Lower inflation, high tax outgo explain mismatch between corporate performance and GDP growth: Pronab Sen
Contrary to the lingering criticism of India's revised gross domestic product (GDP) numbers, the audit panel on official statistics led by National Statistical Commission (NSC) chairman Pronab Sen has found the calculation and methodology used for the manufacturing segment of GDP to be 'perfect'.
However, the yet-to-be released report has pointed to discrepancy in the Annual Survey of Industries (ASI) data, which might be underestimating manufacturing growth in the GDP by up to one percentage point. About half the manufacturing companies registered under the Companies Act are not in the ASI list, used to compute GDP. However, the reliance on ASI has come down in the revised GDP methodology because data given on MCA-21, an initiative of the ministry of corporate affairs, and other sources are now used more.
This would be the first report of the Sen panel and it would then assess the calculation and methodology for the services segment of GDP.
"We have looked at the calculations of the new GDP, and they are perfectly fine. The methodology used is also perfect, given that the ministry of corporate affairs (MCA) data used in the revised series is certainly the most complete database we can use," a key source privy to the report said.
However, he pointed out that an inherent issue with the GDP numbers arising out of under-coverage of ASI remained unaddressed, resulting in the underestimation of manufacturing growth and hence, the national accounts numbers. This means that GDP numbers were, in fact, understated whereas the criticism was that these overestimated the economic growth.
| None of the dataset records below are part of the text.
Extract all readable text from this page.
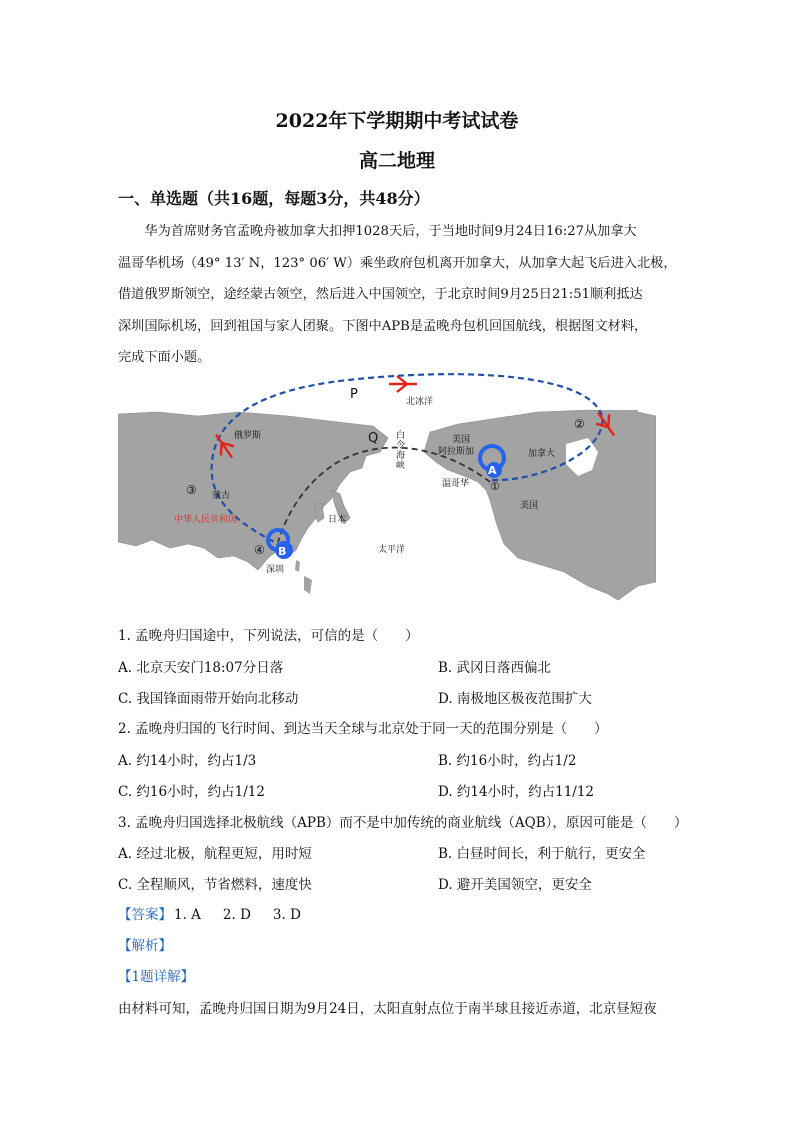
2022年下学期期中考试试卷
高二地理
一、单选题（共16题，每题3分，共48分）

华为首席财务官孟晚舟被加拿大扣押1028天后，于当地时间9月24日16:27从加拿大

温哥华机场（49° 13′ N，123° 06′ W）乘坐政府包机离开加拿大，从加拿大起飞后进入北极，

借道俄罗斯领空，途经蒙古领空，然后进入中国领空，于北京时间9月25日21:51顺利抵达

深圳国际机场，回到祖国与家人团聚。下图中APB是孟晚舟包机回国航线，根据图文材料，

完成下面小题。

P
Q
北冰洋
俄罗斯
蒙古
中华人民共和国	日本
太平洋
深圳
白
令
海
峡
美国
阿拉斯加	加拿大
美国
温哥华
A
B
①
②
③
④
1. 孟晚舟归国途中，下列说法，可信的是（　　）
A. 北京天安门18:07分日落	B. 武冈日落西偏北
C. 我国锋面雨带开始向北移动	D. 南极地区极夜范围扩大
2. 孟晚舟归国的飞行时间、到达当天全球与北京处于同一天的范围分别是（　　）
A. 约14小时，约占1/3	B. 约16小时，约占1/2
C. 约16小时，约占1/12	D. 约14小时，约占11/12
3. 孟晚舟归国选择北极航线（APB）而不是中加传统的商业航线（AQB），原因可能是（　　）
A. 经过北极，航程更短，用时短	B. 白昼时间长，利于航行，更安全
C. 全程顺风，节省燃料，速度快	D. 避开美国领空，更安全
【答案】 1. A 2. D 3. D
【解析】
【1题详解】
由材料可知，孟晚舟归国日期为9月24日，太阳直射点位于南半球且接近赤道，北京昼短夜
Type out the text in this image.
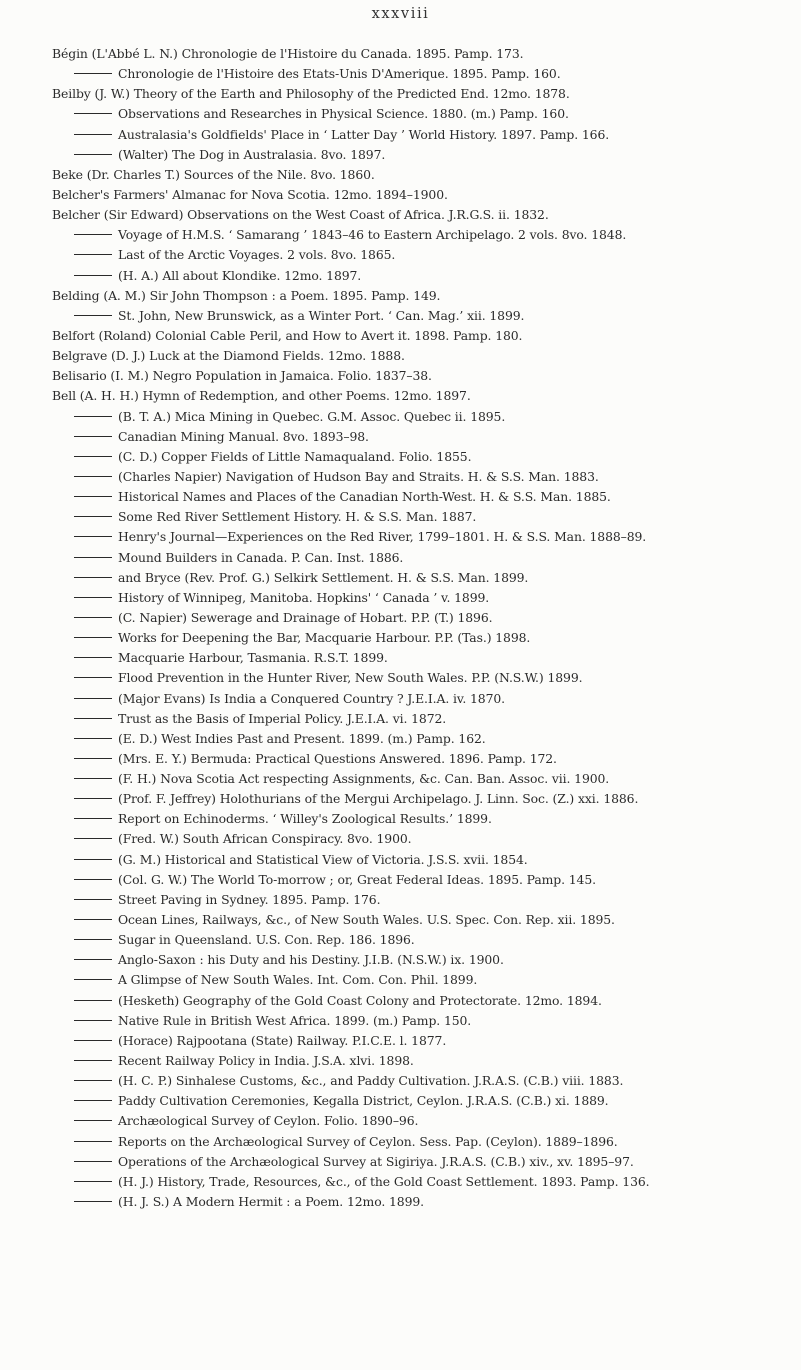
xxxviii
Bégin (L'Abbé L. N.) Chronologie de l'Histoire du Canada. 1895. Pamp. 173.
Chronologie de l'Histoire des Etats-Unis D'Amerique. 1895. Pamp. 160.
Beilby (J. W.) Theory of the Earth and Philosophy of the Predicted End. 12mo. 1878.
Observations and Researches in Physical Science. 1880. (m.) Pamp. 160.
Australasia's Goldfields' Place in ‘ Latter Day ’ World History. 1897. Pamp. 166.
(Walter) The Dog in Australasia. 8vo. 1897.
Beke (Dr. Charles T.) Sources of the Nile. 8vo. 1860.
Belcher's Farmers' Almanac for Nova Scotia. 12mo. 1894–1900.
Belcher (Sir Edward) Observations on the West Coast of Africa. J.R.G.S. ii. 1832.
Voyage of H.M.S. ‘ Samarang ’ 1843–46 to Eastern Archipelago. 2 vols. 8vo. 1848.
Last of the Arctic Voyages. 2 vols. 8vo. 1865.
(H. A.) All about Klondike. 12mo. 1897.
Belding (A. M.) Sir John Thompson : a Poem. 1895. Pamp. 149.
St. John, New Brunswick, as a Winter Port. ‘ Can. Mag.’ xii. 1899.
Belfort (Roland) Colonial Cable Peril, and How to Avert it. 1898. Pamp. 180.
Belgrave (D. J.) Luck at the Diamond Fields. 12mo. 1888.
Belisario (I. M.) Negro Population in Jamaica. Folio. 1837–38.
Bell (A. H. H.) Hymn of Redemption, and other Poems. 12mo. 1897.
(B. T. A.) Mica Mining in Quebec. G.M. Assoc. Quebec ii. 1895.
Canadian Mining Manual. 8vo. 1893–98.
(C. D.) Copper Fields of Little Namaqualand. Folio. 1855.
(Charles Napier) Navigation of Hudson Bay and Straits. H. & S.S. Man. 1883.
Historical Names and Places of the Canadian North-West. H. & S.S. Man. 1885.
Some Red River Settlement History. H. & S.S. Man. 1887.
Henry's Journal—Experiences on the Red River, 1799–1801. H. & S.S. Man. 1888–89.
Mound Builders in Canada. P. Can. Inst. 1886.
and Bryce (Rev. Prof. G.) Selkirk Settlement. H. & S.S. Man. 1899.
History of Winnipeg, Manitoba. Hopkins' ‘ Canada ’ v. 1899.
(C. Napier) Sewerage and Drainage of Hobart. P.P. (T.) 1896.
Works for Deepening the Bar, Macquarie Harbour. P.P. (Tas.) 1898.
Macquarie Harbour, Tasmania. R.S.T. 1899.
Flood Prevention in the Hunter River, New South Wales. P.P. (N.S.W.) 1899.
(Major Evans) Is India a Conquered Country ? J.E.I.A. iv. 1870.
Trust as the Basis of Imperial Policy. J.E.I.A. vi. 1872.
(E. D.) West Indies Past and Present. 1899. (m.) Pamp. 162.
(Mrs. E. Y.) Bermuda: Practical Questions Answered. 1896. Pamp. 172.
(F. H.) Nova Scotia Act respecting Assignments, &c. Can. Ban. Assoc. vii. 1900.
(Prof. F. Jeffrey) Holothurians of the Mergui Archipelago. J. Linn. Soc. (Z.) xxi. 1886.
Report on Echinoderms. ‘ Willey's Zoological Results.’ 1899.
(Fred. W.) South African Conspiracy. 8vo. 1900.
(G. M.) Historical and Statistical View of Victoria. J.S.S. xvii. 1854.
(Col. G. W.) The World To-morrow ; or, Great Federal Ideas. 1895. Pamp. 145.
Street Paving in Sydney. 1895. Pamp. 176.
Ocean Lines, Railways, &c., of New South Wales. U.S. Spec. Con. Rep. xii. 1895.
Sugar in Queensland. U.S. Con. Rep. 186. 1896.
Anglo-Saxon : his Duty and his Destiny. J.I.B. (N.S.W.) ix. 1900.
A Glimpse of New South Wales. Int. Com. Con. Phil. 1899.
(Hesketh) Geography of the Gold Coast Colony and Protectorate. 12mo. 1894.
Native Rule in British West Africa. 1899. (m.) Pamp. 150.
(Horace) Rajpootana (State) Railway. P.I.C.E. l. 1877.
Recent Railway Policy in India. J.S.A. xlvi. 1898.
(H. C. P.) Sinhalese Customs, &c., and Paddy Cultivation. J.R.A.S. (C.B.) viii. 1883.
Paddy Cultivation Ceremonies, Kegalla District, Ceylon. J.R.A.S. (C.B.) xi. 1889.
Archæological Survey of Ceylon. Folio. 1890–96.
Reports on the Archæological Survey of Ceylon. Sess. Pap. (Ceylon). 1889–1896.
Operations of the Archæological Survey at Sigiriya. J.R.A.S. (C.B.) xiv., xv. 1895–97.
(H. J.) History, Trade, Resources, &c., of the Gold Coast Settlement. 1893. Pamp. 136.
(H. J. S.) A Modern Hermit : a Poem. 12mo. 1899.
As many as 70,000 manufacturing companies registered under the Companies Act have not been captured under the ASI because these establishments aren't registered under the Factories Act. The ASI tracks only the companies listed under the Factories Act.
"The discrepancy was discovered after we compared the two lists. Clearly, the registration process is faulty. It implies the entire ASI list is faulty. There would be serious discrepancies in the number of proprietorship and partnership firms as well," said the source.
The three-member panel also had the former head of the Central Statistics Office (CSO) A C Kulshreshtha and NSC member Ramesh Koli audit the manufacturing sector data used in the new series of national accounts. Although with the revision in the base year of GDP to 2011-12, the CSO has started using the MCA21 database of 520,000 companies to compute manufacturing growth, the ASI data is used for partnership and proprietorship firms. Beside the index of industrial production is still used to estimate the quarterly and the first advance estimate of GDP.
Moreover, the ASI is used to weigh the wholesale price index (WPI), used as a deflator for national accounts to give GDP numbers adjusted to inflation, technically called real GDP. "So, all this discrepancy is arising out of infirmity of the ASI and manufacturing growth will be underestimated. We need to correct this," the key source said.
The ASI, as mentioned, covers units registered under the Factories Act. To register, these companies need 10 or more workers on any day of the previous year if the manufacturing uses a power source of some kind. If no power is used, the minimum number of employees should be 20.
India's GDP numbers were revised with the base year of 2011-12 from the earlier 2004-05. While it is a routine matter to revise the base year, the methodology of calculating GDP itself was changed. For the purpose of growth, the new methodology takes GDP at market prices into account, which include indirect taxes and excludes subsidies.